Y entonces algo hizo sonreír a Septimus por primera vez desde que abandonó el Annie. Una pequeña figura empezó a materializarse: el fantasma de una chica que no tendría más de diez años, calculó. Parecía una versión en miniatura de Jannit Maarten. Tenía el mismo aspecto enjuto y fuerte que ella, y vestía una versión infantil de sus ropas: un blusón de marinero, pantalones cortos y el cabello recogido en una tensa trenza que le llegaba hasta la cintura. Septimus estuvo casi tan contento de verla como si hubiera visto a Alther.
—¿Ahora puedes verme? —le preguntó, ladeando la cabeza en una rememoración del gesto de su calavera.
—Sí, te veo.
—Ahora te veo, pero no podía verte antes de que hablases. Pareces… divertido. —El fantasma le tendió la que en otro tiempo había sido una mano sucia—. Tienes que levantarte, si no te levantas ahora no lo harás nunca, como me pasó a mí. Vamos.
Septimus se puso en pie de manera fatigosa.
El fantasma alzó la mirada hacia él, emocionado.
—Eres mi primer viviente. Yo estaba observando desde la costa. Vi a todos esos malvados que te abandonaron a la deriva. Te vi entrar —charlaba con la energía contenida de una chica viva—. Te seguí. —Y al ver la mirada interrogante de Septimus, añadió—: Sí, a través del remolino. Allí donde, en otro tiempo, también estuve yo.

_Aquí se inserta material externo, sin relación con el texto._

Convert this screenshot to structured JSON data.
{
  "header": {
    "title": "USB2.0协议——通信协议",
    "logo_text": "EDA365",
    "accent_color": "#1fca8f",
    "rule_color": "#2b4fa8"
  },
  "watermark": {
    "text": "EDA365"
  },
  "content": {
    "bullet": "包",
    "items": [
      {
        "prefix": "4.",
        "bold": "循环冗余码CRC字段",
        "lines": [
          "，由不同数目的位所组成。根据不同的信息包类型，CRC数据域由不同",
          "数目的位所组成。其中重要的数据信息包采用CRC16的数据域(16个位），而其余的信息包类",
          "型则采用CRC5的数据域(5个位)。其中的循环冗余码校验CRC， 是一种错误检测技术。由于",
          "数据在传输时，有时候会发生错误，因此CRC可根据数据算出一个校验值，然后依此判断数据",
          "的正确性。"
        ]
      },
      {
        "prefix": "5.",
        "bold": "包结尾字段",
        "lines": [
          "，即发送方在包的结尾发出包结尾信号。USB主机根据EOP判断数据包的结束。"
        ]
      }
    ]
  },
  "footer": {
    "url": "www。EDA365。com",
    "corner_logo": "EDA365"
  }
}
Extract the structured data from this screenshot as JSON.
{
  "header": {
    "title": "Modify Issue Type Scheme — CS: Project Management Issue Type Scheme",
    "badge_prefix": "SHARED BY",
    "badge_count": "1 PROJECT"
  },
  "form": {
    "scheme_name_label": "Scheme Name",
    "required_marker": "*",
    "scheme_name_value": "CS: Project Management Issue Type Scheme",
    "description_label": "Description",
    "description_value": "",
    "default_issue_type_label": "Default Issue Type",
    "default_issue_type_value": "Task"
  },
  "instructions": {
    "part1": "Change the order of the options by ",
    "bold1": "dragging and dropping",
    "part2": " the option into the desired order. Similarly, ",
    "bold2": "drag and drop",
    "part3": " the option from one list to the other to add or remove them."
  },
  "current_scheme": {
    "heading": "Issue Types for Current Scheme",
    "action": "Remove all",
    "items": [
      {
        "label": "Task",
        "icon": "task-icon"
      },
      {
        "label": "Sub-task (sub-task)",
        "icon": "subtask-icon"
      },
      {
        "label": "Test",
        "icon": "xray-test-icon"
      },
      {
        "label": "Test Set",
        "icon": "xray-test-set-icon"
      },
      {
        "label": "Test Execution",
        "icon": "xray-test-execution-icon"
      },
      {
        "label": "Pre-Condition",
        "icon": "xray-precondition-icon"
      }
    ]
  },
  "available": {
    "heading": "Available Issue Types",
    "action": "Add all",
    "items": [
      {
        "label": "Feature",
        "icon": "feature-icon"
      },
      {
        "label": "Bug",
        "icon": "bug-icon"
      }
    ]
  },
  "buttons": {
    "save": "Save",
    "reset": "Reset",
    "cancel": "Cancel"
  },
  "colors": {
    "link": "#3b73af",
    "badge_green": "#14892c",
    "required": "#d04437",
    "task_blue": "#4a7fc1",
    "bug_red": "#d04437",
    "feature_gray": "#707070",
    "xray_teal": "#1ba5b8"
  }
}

Septimus sintió que tenía que limpiar el nombre de quienes estaban a bordo del Annie.
—No me abandonaron a la deriva. Vine aquí a propósito, porque tengo que encontrar a un fantasma. Se llama Alther Mella. Viste las prendas de un mago extraordinario con una mancha de sangre a la altura del corazón. Es alto, y lleva su blanco cabello recogido en una cola de caballo. ¿Lo conoces?
—No, no lo conozco. —La niña parecía indignada—. Los fantasmas de aquí son malos. ¿Por qué querría conocer a uno? Solo volví a este horrible lugar para ver si podía salvarte. Vamos, te mostraré la salida.
Septimus tuvo que hacer acopio de toda su fuerza de voluntad para rechazar la oferta.
—No, gracias —dijo pesaroso.
—Pero eso no es justo. ¡He venido hasta aquí para salvarte! —El fantasma dio un pisotón contra el suelo.
—Sí, lo sé —dijo Septimus con un deje de irritación. Se había preparado para muchas cosas que pudiera encontrar en los salones de la oscuridad, pero tratar con una niñita enfurruñada no era una de ellas—. Mira, si de verdad quieres salvarme, enséñame el camino a la Mazmorra Número Uno. ¿Conoces el camino?
—¡Claro que sí! —dijo el fantasma.
—Pues, por favor… ¿me lo puedes enseñar?
—No. ¿Por qué habría de hacerlo? Es un lugar horripilante. No me gusta.
Septimus sabía que lo tenía en su poder. Respiró hondo y contó hasta diez. No podía permitirse decir algo incorrecto. Tenía que encontrar la manera de convencerla para que le enseñara el camino a la Mazmorra Número Uno.
De repente, el fantasma alargó la mano y Septimus notó su frío tacto a través del anillo dragón.
—Esto es muy bonito. Yo también tengo un anillo —movió el meñique con su anillo de bronce barato—. Pero no es tan bonito como el tuyo.
Septimus no sabía si debía decirle que sí o que no, de modo que no dijo nada.
El fantasma lo miró con gesto grave.
—Tu bonito dragón. Lo llevas en la mano derecha.
—Sí, así es.
—En la mano derecha —repitió ella.
—Sí. Lo sé. —Septimus estaba exasperado. Ya había tenido bastante cháchara sobre anillos.
—Eres un chico tonto —dijo entonces para consternación de Septimus—, Si te quieres quedar aquí, yo no. Me voy ahora mismo, adiós.
Y se fue.
Septimus se quedó solo otra vez. La pequeña calavera levantó la mirada hacia él y sonrió.